08/07/2014

What’s up y’all? =)

Today a plasmidial extraction was made by using the inocullum kit of JM110 transformed with Bioremediation Biobrick; DH5α transformed with Bioremediation Biobrick; DH5α transformed with the synthesis Essential Biobrick; and JM110 with pUC72

Eletrophoretical profile of the extraction:

JM110 Bioremediation Biobrick 1

1. JM110 Bioremediation Biobrick 2

2. DH5α Bioremediation Biobrick 1

3. DH5α Bioremediation Biobrick 2

4. DH5α Essential Biobrick 1

5. DH5α Essential Biobrick 2

6. pUC72 ofJM110

7. pUC72 of JM110

After the extraction, we digested the samples: 2 ( Bioremediation Biobrick ) with EcoRI and XbaI to linearize the plasmid; 5 (Essential Biobrick) with EcoRI and SpeI to release the insert we needed. We used the following system:

A digestão durou 2 horas em 37°C. Quantidade aplicada no gel foi de 10ul para cada amostra e 40 ul foi armazenado em -20°C para posterior purificação.

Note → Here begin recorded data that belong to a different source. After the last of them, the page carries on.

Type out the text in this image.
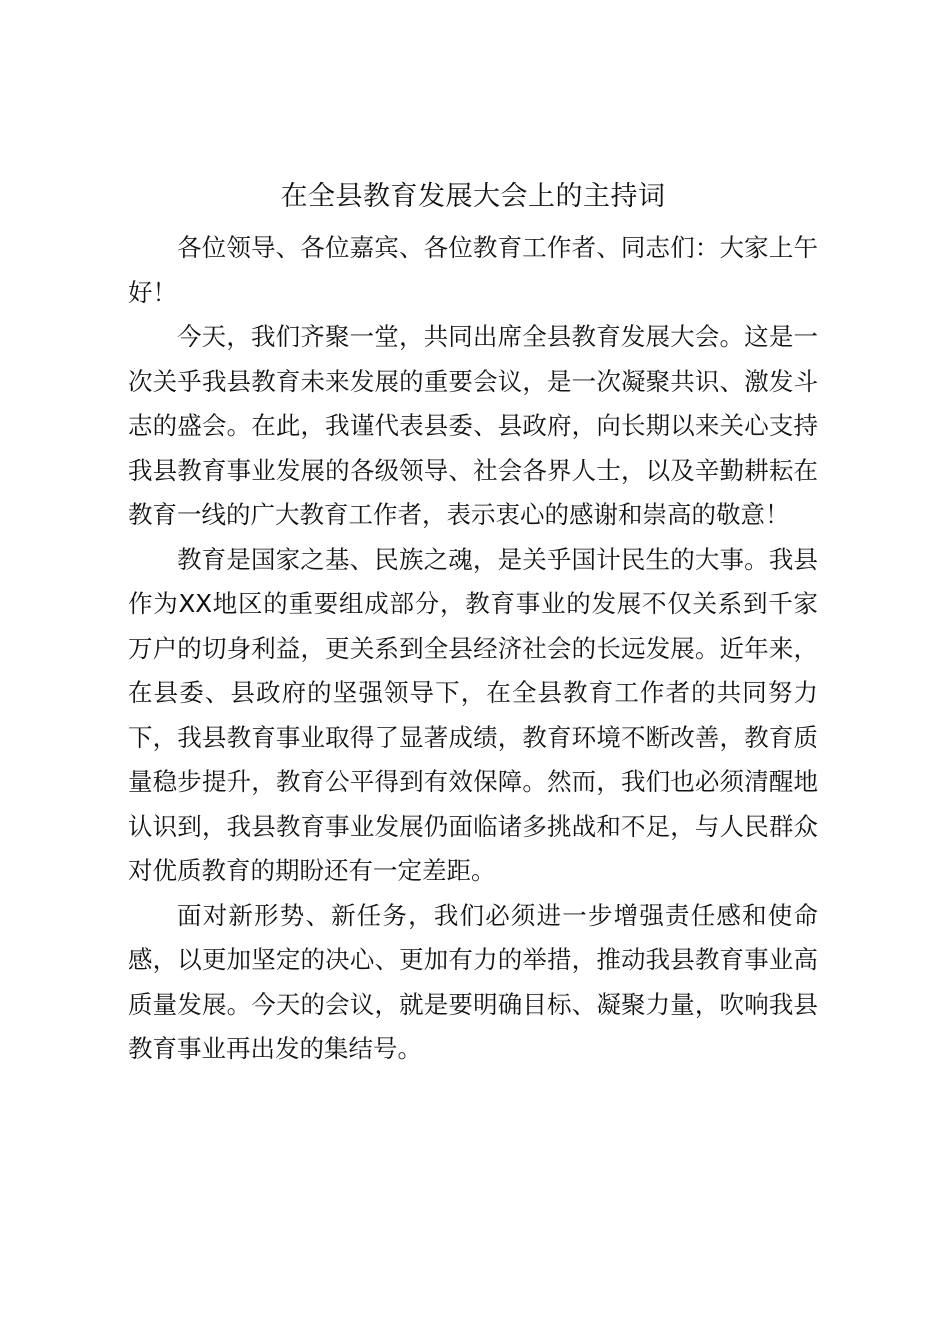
在全县教育发展大会上的主持词

各位领导、各位嘉宾、各位教育工作者、同志们：大家上午好！

今天，我们齐聚一堂，共同出席全县教育发展大会。这是一次关乎我县教育未来发展的重要会议，是一次凝聚共识、激发斗志的盛会。在此，我谨代表县委、县政府，向长期以来关心支持我县教育事业发展的各级领导、社会各界人士，以及辛勤耕耘在教育一线的广大教育工作者，表示衷心的感谢和崇高的敬意！

教育是国家之基、民族之魂，是关乎国计民生的大事。我县作为XX地区的重要组成部分，教育事业的发展不仅关系到千家万户的切身利益，更关系到全县经济社会的长远发展。近年来，在县委、县政府的坚强领导下，在全县教育工作者的共同努力下，我县教育事业取得了显著成绩，教育环境不断改善，教育质量稳步提升，教育公平得到有效保障。然而，我们也必须清醒地认识到，我县教育事业发展仍面临诸多挑战和不足，与人民群众对优质教育的期盼还有一定差距。

面对新形势、新任务，我们必须进一步增强责任感和使命感，以更加坚定的决心、更加有力的举措，推动我县教育事业高质量发展。今天的会议，就是要明确目标、凝聚力量，吹响我县教育事业再出发的集结号。
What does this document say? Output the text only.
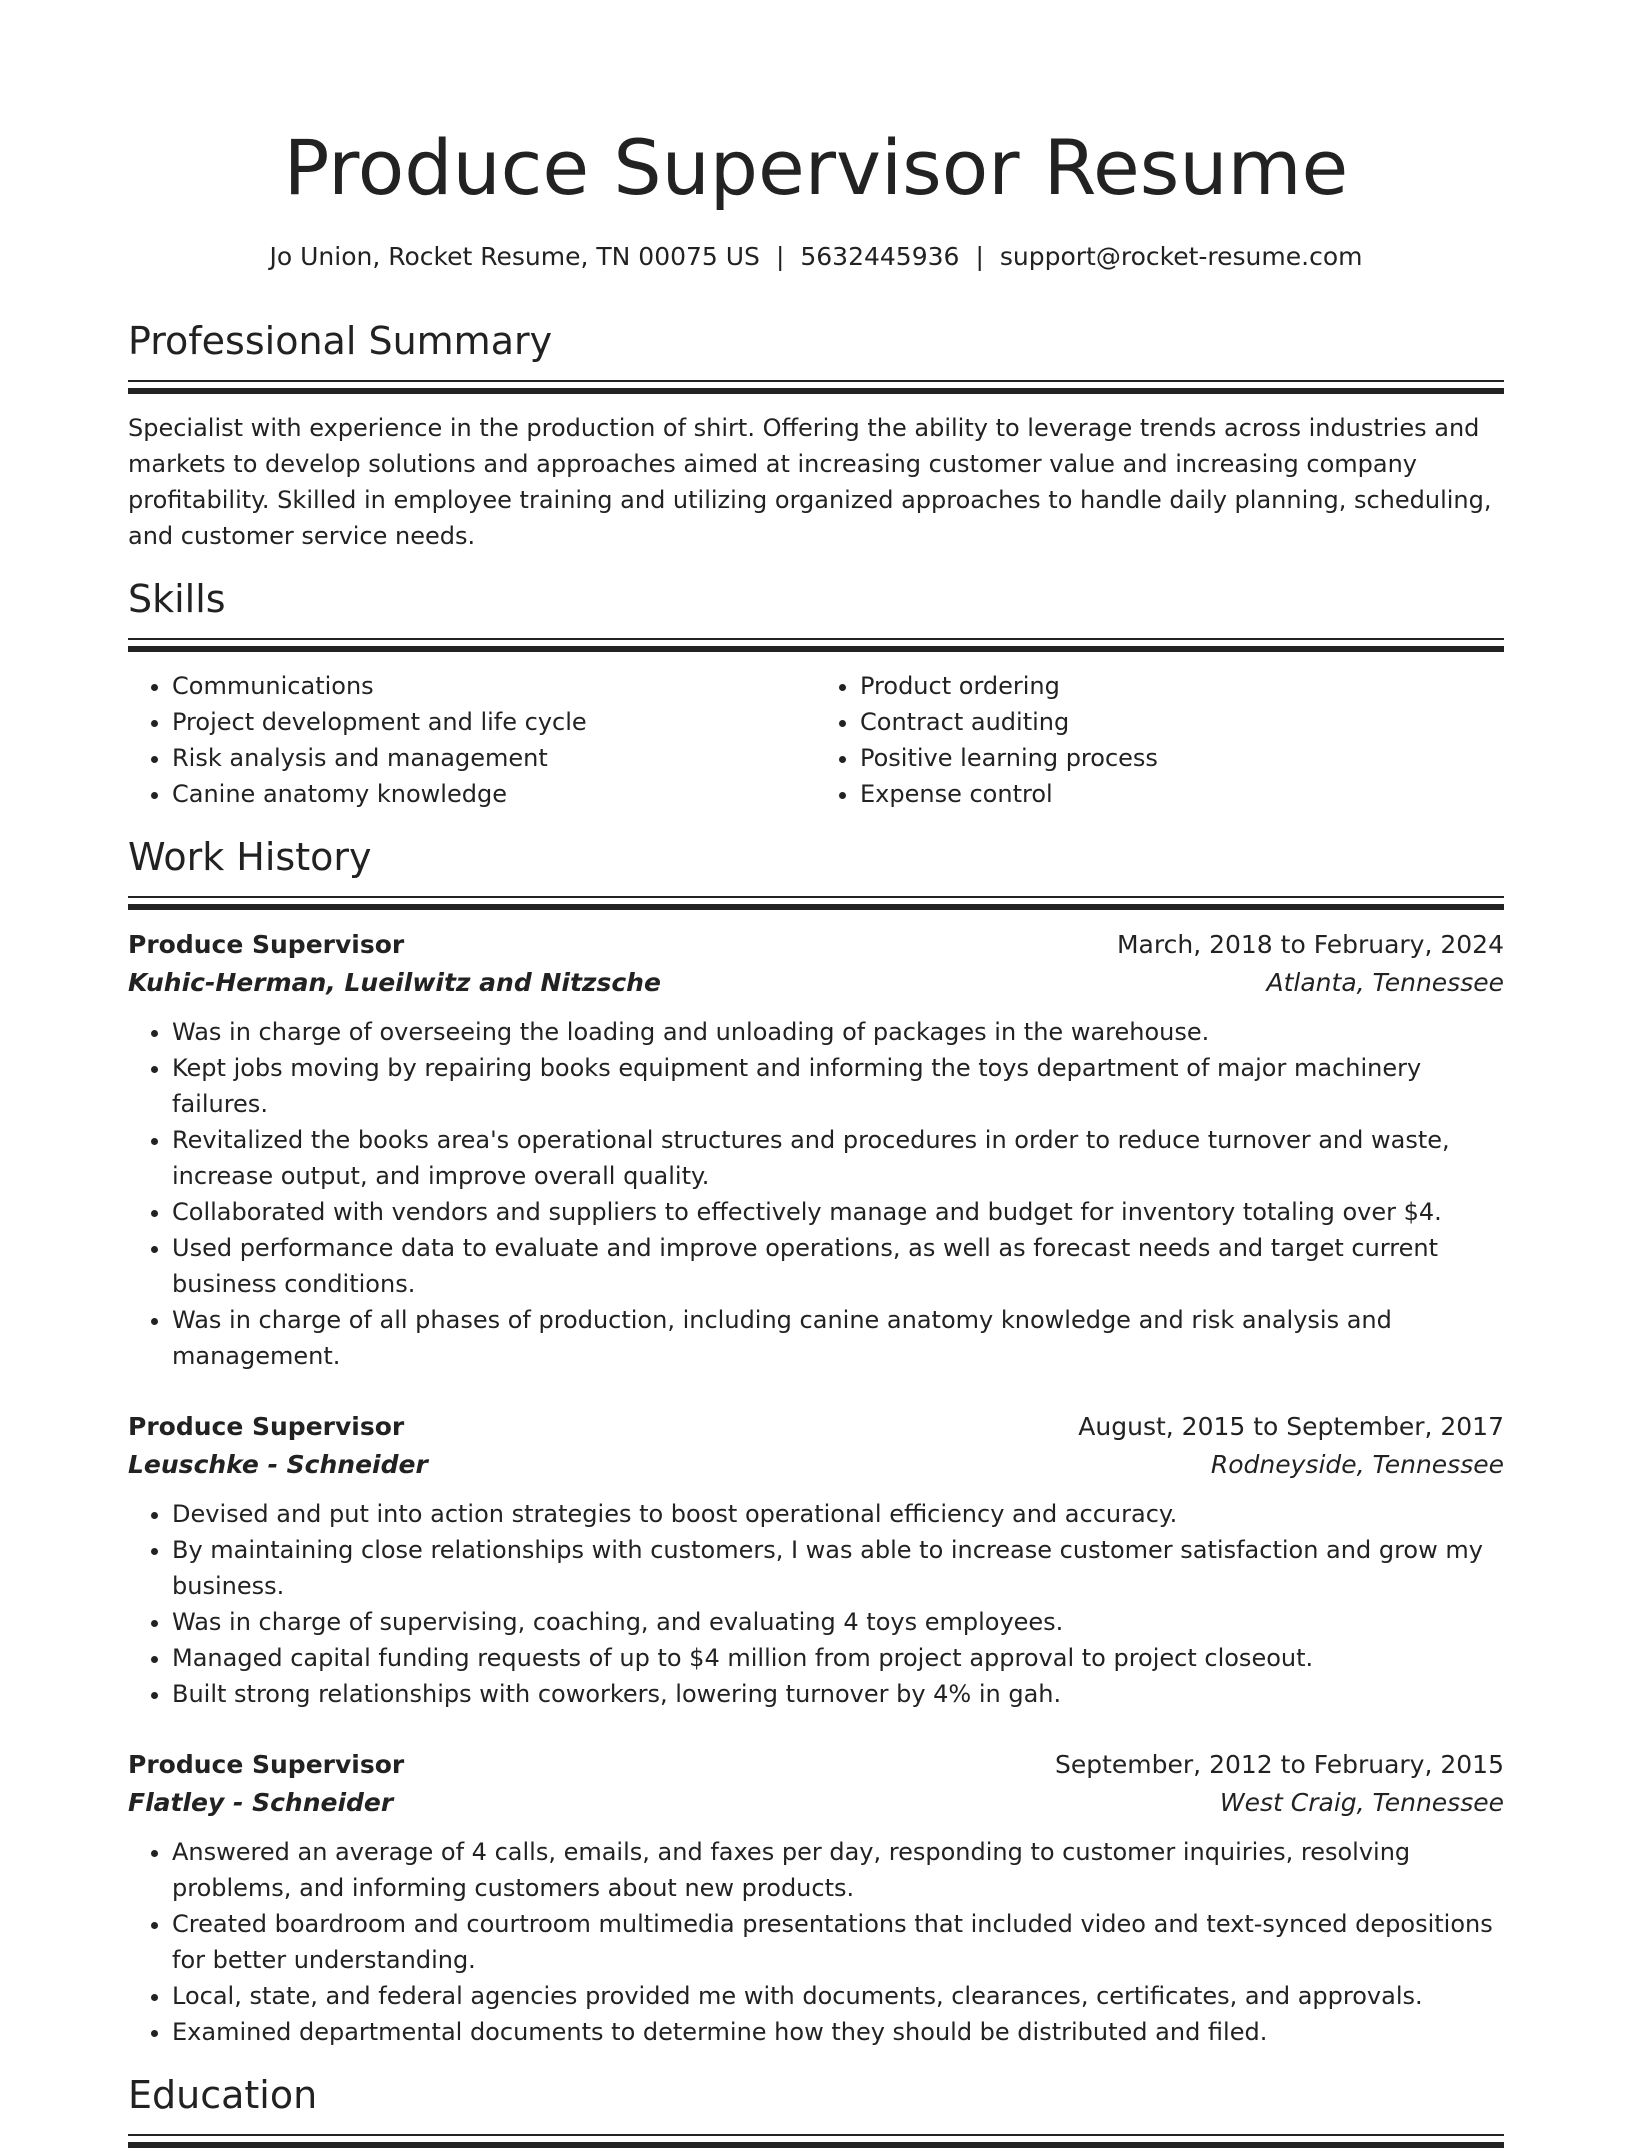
Produce Supervisor Resume
Jo Union, Rocket Resume, TN 00075 US | 5632445936 | support@rocket-resume.com
Professional Summary

Specialist with experience in the production of shirt. Offering the ability to leverage trends across industries and markets to develop solutions and approaches aimed at increasing customer value and increasing company profitability. Skilled in employee training and utilizing organized approaches to handle daily planning, scheduling, and customer service needs.

Skills
• Communications
• Project development and life cycle
• Risk analysis and management
• Canine anatomy knowledge
• Product ordering
• Contract auditing
• Positive learning process
• Expense control
Work History
Produce Supervisor	March, 2018 to February, 2024
Kuhic-Herman, Lueilwitz and Nitzsche	Atlanta, Tennessee
• Was in charge of overseeing the loading and unloading of packages in the warehouse.
• Kept jobs moving by repairing books equipment and informing the toys department of major machinery failures.
• Revitalized the books area's operational structures and procedures in order to reduce turnover and waste, increase output, and improve overall quality.
• Collaborated with vendors and suppliers to effectively manage and budget for inventory totaling over $4.
• Used performance data to evaluate and improve operations, as well as forecast needs and target current business conditions.
• Was in charge of all phases of production, including canine anatomy knowledge and risk analysis and management.
Produce Supervisor	August, 2015 to September, 2017
Leuschke - Schneider	Rodneyside, Tennessee
• Devised and put into action strategies to boost operational efficiency and accuracy.
• By maintaining close relationships with customers, I was able to increase customer satisfaction and grow my business.
• Was in charge of supervising, coaching, and evaluating 4 toys employees.
• Managed capital funding requests of up to $4 million from project approval to project closeout.
• Built strong relationships with coworkers, lowering turnover by 4% in gah.
Produce Supervisor	September, 2012 to February, 2015
Flatley - Schneider	West Craig, Tennessee
• Answered an average of 4 calls, emails, and faxes per day, responding to customer inquiries, resolving problems, and informing customers about new products.
• Created boardroom and courtroom multimedia presentations that included video and text-synced depositions for better understanding.
• Local, state, and federal agencies provided me with documents, clearances, certificates, and approvals.
• Examined departmental documents to determine how they should be distributed and filed.
Education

1. Biobrick para Biorremediação de JM110 (controle/não digerido).

2. Biobrick para Biorremediação de JM110 digerido com EcoRI e XbaI

3. Biobrick Essencial de DH5α (controle/não digerido).

4. Biobrick Essencial de DH5α digerido com EcoRI e SpeI

It digested!!! We can observe that sample 2 is linearized and sample 4 shows the fragment we wanted to isolate! However, when analyzing electrophoretic profile of sample 2, we conclude that there was chromosomal DNA together with plasmid extraction, contaminating our digestion. Because of this, we again inoculated the transformants to remake plasmid extraction and enzymatic digestion.